Department of Experimental and Clinical Medicine and DENOTHE Center, University of Florence, Firenze, 50134, Italy.
Cytometry A. 2014 Jan;85(1):36-42. doi: 10.1002/cyto.a.22348. Epub 2013 Sep 5.
CD4+ T cells can be subdivided from a functional point of view into two main subsets: effector cells, which provide protection against exogenous offending agents, and regulatory T (Treg) cells whose function is to avoid autoimmune reactions and to stop the effector response against exogenous antigens, when the response itself becomes dangerous for the host. Human effector CD4+ T lymphocytes can be additionally classified into lineages based mainly on their immunological functions that are supported by distinct profile of cytokine, transcription factor, and homing receptors expression. In the last years, beyond the well known populations of human T helper (Th) lymphocytes, Th1 and Th2 cells, other populations have been discovered and phenotypically characterized. These include the Th17 subset, which is certainly the most intensively studied, but also Th22, Th9, and T follicular helper (Tfh) lymphocytes. In addition to their protective functions, these T helper populations are also involved in the pathogenesis of several inflammatory immune-mediated disorders. Th1 and Th17 cells are involved in the pathogenesis of organ-specific autoimmune diseases and other chronic inflammatory disorders, whereas allergen-specific Th2 lymphocytes play a crucial role in allergy. Although classically viewed as distinct lineages, recent evidence indicate that CD4+ T cells, particularly the Th17 subset, are more plastic than previously thought. It is not fully understood how often such plasticity occurs in the course of physiologic responses to pathogens and what its importance is in protective immunity, but in inflammatory conditions Th17 lymphocytes that have shifted towards a Th1 or Th2 phenotype, acquiring the ability to produce IFN-γ or IL-4, and seem to be particularly aggressive and more pathogenic than the unshifted cells. In this context, the possibility to interfere with this modulation of phenotype can be considered a possible target for developing novel therapeutic strategies in the above mentioned diseases.
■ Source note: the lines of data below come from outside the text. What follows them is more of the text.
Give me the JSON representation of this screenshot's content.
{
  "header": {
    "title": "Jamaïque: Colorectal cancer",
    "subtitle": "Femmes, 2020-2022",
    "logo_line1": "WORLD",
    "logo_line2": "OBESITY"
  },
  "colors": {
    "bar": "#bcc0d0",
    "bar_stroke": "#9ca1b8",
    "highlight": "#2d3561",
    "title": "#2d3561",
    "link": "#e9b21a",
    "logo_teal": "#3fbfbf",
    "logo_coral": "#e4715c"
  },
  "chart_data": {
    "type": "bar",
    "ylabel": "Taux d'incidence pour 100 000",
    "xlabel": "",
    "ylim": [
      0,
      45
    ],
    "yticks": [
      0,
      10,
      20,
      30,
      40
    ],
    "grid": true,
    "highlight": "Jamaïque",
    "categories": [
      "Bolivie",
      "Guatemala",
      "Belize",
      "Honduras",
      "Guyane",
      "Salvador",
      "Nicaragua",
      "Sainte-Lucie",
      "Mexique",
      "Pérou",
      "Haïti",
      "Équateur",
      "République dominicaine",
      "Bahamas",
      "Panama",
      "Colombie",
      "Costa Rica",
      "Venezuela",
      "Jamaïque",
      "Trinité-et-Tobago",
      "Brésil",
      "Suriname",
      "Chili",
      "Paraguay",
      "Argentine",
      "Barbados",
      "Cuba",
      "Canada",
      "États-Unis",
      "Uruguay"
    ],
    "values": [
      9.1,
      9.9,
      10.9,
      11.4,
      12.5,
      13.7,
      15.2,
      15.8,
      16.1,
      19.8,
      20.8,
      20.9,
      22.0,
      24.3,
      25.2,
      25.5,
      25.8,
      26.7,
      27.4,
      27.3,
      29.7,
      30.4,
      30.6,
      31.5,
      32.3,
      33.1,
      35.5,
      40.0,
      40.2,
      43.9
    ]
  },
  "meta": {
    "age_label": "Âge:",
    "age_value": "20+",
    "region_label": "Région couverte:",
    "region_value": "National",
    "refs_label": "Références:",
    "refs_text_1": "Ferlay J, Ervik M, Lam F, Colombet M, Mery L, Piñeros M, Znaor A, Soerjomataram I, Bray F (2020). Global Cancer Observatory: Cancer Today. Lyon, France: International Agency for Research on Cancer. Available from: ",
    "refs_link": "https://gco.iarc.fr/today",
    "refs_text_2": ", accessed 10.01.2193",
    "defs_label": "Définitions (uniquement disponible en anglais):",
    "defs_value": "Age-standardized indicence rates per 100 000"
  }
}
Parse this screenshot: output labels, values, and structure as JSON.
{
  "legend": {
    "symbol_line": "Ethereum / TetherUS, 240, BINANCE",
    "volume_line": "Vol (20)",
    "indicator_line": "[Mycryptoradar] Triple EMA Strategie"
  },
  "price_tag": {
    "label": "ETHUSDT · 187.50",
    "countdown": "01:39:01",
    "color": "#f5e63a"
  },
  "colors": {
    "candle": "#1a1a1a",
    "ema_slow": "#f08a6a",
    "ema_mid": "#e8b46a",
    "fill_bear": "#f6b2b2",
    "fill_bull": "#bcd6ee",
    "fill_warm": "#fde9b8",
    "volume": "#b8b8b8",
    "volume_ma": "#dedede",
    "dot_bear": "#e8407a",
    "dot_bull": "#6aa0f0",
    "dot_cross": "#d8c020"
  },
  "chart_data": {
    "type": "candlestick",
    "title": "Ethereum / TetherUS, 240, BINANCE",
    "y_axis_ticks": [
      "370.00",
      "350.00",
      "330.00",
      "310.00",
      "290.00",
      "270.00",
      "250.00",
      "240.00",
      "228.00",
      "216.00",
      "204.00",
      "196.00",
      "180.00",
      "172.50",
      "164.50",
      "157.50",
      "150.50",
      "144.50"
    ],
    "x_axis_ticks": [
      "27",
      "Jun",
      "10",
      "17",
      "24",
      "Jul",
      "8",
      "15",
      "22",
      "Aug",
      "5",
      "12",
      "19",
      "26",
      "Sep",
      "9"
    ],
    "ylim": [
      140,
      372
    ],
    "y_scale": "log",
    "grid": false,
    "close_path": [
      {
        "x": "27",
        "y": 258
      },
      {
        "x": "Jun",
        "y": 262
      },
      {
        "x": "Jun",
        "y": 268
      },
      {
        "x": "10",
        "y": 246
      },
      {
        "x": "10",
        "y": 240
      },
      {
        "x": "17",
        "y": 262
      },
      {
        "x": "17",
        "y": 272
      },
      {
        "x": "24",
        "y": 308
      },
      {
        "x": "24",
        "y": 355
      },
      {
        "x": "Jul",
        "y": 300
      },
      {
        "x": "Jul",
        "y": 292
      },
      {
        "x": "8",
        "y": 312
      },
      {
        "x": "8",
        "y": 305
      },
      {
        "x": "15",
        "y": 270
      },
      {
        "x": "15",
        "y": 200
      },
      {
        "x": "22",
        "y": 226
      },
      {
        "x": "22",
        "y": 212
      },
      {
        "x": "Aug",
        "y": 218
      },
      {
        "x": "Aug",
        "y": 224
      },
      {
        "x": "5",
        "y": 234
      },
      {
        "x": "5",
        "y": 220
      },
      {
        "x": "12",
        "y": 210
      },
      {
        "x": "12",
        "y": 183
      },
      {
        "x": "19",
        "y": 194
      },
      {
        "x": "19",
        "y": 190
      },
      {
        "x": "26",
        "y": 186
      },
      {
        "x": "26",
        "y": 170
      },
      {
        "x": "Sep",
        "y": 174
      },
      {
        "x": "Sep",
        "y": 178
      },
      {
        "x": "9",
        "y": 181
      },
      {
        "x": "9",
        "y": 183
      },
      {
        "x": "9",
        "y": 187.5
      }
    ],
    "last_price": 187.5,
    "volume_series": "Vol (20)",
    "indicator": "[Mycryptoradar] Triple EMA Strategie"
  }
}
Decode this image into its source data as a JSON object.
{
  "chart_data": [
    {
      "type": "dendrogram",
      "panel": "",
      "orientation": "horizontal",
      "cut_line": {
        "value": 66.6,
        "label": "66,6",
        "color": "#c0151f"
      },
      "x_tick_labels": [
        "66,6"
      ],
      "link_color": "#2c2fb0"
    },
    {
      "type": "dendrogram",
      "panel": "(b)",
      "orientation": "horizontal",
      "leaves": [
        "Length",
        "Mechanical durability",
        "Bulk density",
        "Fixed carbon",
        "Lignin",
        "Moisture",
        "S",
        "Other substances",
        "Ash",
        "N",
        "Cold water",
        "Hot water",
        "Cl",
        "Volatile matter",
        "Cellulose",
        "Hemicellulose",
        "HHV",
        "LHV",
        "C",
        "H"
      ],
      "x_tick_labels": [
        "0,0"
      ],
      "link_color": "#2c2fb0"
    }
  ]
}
CD4+ T 细胞从功能角度可以分为两个主要亚群:效应细胞,提供针对外源性致病因子的保护;调节性 T(Treg)细胞,其功能是避免自身免疫反应,并在针对外源性抗原的效应反应变得对宿主有危险时停止该反应。人类效应 CD4+ T 淋巴细胞还可以根据其免疫功能进一步分为不同谱系,这些功能由不同的细胞因子、转录因子和归巢受体表达谱支持。近年来,除了众所周知的人类辅助性 T(Th)淋巴细胞 Th1 和 Th2 细胞外,还发现并表型鉴定了其他群体。这些群体包括 Th17 亚群,这是研究最多的群体,但也包括 Th22、Th9 和滤泡辅助性 T(Tfh)淋巴细胞。除了其保护功能外,这些辅助性 T 细胞群体还参与了几种炎症性免疫介导疾病的发病机制。Th1 和 Th17 细胞参与器官特异性自身免疫性疾病和其他慢性炎症性疾病的发病机制,而过敏原特异性 Th2 淋巴细胞在过敏中起着至关重要的作用。尽管经典上被视为不同的谱系,但最近的证据表明,CD4+ T 细胞,特别是 Th17 亚群,比以前认为的更具可塑性。尚不完全清楚这种可塑性在针对病原体的生理反应过程中发生的频率及其在保护性免疫中的重要性,但在炎症条件下,已经向 Th1 或 Th2 表型转变的 Th17 淋巴细胞获得了产生 IFN-γ 或 IL-4 的能力,并且似乎比未转变的细胞更具侵袭性和致病性。在这种情况下,可以考虑干扰这种表型调节作为开发上述疾病新型治疗策略的可能目标。